In summary, Document Management provides a security solution that:

• Limits access to files and tracks which users have read or modified them
• Is critical to achieving regulatory compliance
• Provides audit trails to report all access to files
• Enables you to enforce control over document access rights at the user, group and document levels
• Facilitates version control, retention policies, and other Information Lifecycle Management (ILM) functions.
• Lets the system control the type of access allowed, rather than relying on the document type, such as PDF, to ensure that files stored as final are not modified.

Finding information
Finding information in a paper filing system is very difficult.  In a Windows filing structure it is easier, provided it is well managed, you know what you are looking for and the document has not been misfiled.  If the document has been misfiled it will take a very long time to find it.  You can you the Windows search facility, but even in a modest store of documents this could take hours.
By adding metadata to documents as they are saved you are creating an index that is very quick and easy to search.  You can search on any part of the document name, the type of document, client, entity, application, author, typist, dates and any other criteria you use to save the document.
In addition the full content of the document is indexed so you can search on that content with results displayed in seconds.

Version Control
Creating complex documents such as agreements, contracts, trust deeds, etc. often requires many iterations of a document.  Using normal Windows file structures and naming regime needs to be put in place and enforced that allows users to maintain previous versions so they can be referred to if necessary.
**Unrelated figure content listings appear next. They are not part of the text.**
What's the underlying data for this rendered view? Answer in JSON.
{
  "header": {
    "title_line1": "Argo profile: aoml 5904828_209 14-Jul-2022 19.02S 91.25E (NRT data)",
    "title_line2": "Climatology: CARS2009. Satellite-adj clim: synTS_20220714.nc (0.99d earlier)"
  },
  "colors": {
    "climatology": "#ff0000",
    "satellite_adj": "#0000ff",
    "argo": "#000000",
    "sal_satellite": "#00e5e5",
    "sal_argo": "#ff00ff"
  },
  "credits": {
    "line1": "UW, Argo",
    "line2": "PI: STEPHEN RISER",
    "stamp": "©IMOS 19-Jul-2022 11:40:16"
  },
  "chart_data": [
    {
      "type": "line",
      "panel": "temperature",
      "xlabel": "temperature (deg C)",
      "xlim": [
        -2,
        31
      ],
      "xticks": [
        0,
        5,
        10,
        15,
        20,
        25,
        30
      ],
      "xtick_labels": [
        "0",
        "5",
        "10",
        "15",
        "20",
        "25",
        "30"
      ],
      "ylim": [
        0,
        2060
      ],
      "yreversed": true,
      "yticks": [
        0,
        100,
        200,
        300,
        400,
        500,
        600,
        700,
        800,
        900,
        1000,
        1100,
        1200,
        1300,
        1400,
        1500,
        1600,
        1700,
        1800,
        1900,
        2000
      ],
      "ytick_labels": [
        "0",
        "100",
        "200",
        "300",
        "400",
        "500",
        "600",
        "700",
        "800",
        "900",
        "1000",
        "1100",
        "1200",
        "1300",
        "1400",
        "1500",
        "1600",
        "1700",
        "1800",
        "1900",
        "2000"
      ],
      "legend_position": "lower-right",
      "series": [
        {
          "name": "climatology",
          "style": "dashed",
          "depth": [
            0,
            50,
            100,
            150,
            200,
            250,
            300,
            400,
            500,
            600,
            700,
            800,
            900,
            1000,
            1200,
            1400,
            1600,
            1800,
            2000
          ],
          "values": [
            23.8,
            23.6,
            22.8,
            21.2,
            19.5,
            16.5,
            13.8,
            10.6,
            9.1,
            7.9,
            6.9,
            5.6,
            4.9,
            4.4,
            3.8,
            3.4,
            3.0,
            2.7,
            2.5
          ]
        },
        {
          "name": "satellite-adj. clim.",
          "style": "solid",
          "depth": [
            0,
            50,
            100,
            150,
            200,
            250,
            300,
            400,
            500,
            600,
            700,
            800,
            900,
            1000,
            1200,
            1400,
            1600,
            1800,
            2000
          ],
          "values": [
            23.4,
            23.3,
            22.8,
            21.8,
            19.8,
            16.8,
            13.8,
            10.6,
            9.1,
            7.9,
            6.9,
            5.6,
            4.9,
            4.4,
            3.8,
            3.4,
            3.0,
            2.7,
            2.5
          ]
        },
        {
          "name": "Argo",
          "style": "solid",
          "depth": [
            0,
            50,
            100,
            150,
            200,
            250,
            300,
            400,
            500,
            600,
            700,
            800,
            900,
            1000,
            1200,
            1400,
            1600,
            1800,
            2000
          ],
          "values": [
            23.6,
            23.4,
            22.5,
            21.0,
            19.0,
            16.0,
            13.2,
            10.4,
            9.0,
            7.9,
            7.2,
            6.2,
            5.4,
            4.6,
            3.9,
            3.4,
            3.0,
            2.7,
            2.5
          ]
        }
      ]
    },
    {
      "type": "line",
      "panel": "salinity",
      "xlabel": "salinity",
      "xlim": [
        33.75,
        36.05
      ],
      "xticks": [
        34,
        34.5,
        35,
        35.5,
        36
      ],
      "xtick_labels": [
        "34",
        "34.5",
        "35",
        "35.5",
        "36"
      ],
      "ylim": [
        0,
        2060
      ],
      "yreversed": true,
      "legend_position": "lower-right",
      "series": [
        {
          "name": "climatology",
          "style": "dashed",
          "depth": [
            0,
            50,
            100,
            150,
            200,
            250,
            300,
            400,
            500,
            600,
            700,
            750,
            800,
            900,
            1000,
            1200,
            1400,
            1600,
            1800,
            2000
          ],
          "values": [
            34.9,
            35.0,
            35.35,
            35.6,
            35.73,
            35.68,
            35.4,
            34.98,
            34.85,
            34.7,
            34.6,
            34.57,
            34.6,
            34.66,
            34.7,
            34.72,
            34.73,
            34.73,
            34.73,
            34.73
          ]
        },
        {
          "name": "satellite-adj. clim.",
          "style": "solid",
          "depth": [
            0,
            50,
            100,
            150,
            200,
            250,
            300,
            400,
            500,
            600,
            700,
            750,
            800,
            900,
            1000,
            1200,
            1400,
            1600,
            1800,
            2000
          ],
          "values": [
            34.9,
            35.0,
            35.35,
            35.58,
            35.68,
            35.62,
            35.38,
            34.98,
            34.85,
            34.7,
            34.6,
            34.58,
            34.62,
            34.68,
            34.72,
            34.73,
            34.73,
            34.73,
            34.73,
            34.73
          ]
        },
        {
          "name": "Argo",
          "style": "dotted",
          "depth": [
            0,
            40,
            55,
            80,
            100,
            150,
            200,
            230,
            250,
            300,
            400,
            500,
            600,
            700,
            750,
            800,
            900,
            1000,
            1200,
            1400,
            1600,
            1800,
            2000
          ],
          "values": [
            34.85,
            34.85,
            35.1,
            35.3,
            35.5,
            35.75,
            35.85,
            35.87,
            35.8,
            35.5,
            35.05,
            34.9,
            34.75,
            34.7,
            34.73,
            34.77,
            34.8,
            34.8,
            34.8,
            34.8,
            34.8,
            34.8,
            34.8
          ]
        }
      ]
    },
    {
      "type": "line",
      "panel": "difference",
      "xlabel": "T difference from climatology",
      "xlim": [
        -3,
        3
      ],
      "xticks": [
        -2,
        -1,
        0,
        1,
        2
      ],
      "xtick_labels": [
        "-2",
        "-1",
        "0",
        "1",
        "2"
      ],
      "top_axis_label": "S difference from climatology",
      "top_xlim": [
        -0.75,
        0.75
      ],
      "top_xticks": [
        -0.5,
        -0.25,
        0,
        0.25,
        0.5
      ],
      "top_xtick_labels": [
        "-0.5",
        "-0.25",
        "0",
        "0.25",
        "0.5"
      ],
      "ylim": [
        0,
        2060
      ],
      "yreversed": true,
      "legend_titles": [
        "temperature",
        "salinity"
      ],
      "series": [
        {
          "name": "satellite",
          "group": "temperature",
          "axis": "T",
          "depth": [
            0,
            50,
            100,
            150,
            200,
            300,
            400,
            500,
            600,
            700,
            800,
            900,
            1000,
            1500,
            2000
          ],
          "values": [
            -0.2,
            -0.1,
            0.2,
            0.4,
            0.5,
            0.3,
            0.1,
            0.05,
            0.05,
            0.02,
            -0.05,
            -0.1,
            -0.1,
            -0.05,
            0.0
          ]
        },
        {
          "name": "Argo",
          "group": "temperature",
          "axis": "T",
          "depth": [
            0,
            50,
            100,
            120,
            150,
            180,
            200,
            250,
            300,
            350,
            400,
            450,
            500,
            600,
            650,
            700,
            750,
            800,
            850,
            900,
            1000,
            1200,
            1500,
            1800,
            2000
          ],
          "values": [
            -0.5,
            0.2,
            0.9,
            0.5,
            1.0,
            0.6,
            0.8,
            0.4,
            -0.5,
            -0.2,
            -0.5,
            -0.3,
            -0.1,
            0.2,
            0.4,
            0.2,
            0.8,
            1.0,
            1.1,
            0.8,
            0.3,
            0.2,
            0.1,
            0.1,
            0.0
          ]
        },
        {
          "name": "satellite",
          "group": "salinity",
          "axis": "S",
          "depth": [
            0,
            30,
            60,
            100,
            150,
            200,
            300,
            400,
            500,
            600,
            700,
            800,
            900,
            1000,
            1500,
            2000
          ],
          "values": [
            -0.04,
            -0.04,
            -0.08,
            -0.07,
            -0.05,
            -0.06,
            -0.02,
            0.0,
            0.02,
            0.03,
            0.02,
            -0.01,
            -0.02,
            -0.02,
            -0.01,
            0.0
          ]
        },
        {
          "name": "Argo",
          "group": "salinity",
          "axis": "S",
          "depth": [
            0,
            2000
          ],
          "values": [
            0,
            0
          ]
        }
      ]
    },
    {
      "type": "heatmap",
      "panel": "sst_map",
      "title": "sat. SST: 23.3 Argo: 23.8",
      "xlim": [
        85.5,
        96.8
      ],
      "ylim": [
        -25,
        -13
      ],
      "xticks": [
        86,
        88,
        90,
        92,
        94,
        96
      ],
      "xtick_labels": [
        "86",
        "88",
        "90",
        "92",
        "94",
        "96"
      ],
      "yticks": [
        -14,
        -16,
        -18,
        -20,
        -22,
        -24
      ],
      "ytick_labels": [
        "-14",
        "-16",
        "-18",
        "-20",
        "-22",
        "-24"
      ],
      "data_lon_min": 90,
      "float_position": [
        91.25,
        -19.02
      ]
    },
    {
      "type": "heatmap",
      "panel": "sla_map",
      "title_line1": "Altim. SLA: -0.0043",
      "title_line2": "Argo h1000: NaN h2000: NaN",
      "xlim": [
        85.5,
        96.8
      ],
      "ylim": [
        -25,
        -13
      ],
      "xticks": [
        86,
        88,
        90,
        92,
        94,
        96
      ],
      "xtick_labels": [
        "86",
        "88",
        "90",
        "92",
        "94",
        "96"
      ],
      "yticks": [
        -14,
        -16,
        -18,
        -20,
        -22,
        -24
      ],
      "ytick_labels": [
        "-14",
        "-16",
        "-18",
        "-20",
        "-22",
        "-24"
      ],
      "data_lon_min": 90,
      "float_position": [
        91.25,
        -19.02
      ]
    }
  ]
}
Document Management overcomes this by controlling versions and subversions of documents.  A search finds the document and then you can choose which version you want to retrieve.

Regulatory Compliance
Do you know when your files were stored? In many jurisdictions documents are routinely kept for seven years and then they are destroyed, however, you may have varying document retention requirements. A Document Management system enables you to establish and enforce retention policies.
It will also give you a full audit trail of the document.  Find out who has viewed, opened and edited a document throughout.

The information in your organisation can split into two basic types.  Structured data is that held in your line of business application, probably with some form of SQL database to manage the information.  Unstructured data is the documents you create using Office packages (letters, spreadsheets, etc.)  Most organisations create some form of file structure to organise this data, but implementation of the rules is very difficult.  Finding information in those file structures is even harder.

Depending on your company, up to 80% of data could be unstructured.  Is it safe to leave the management of all of this business critical information to luck?

Document and Content Management provides structure to his unstructured data.  As users save information they are prompted to provide the structure.  This combined with the ability to quickly search the content of documents means retrieval is fast.

Additional features that can add value include, version control, full document level security, audit trails (who has opened, edited or viewed a document) and the ability to integrate to your line of business application.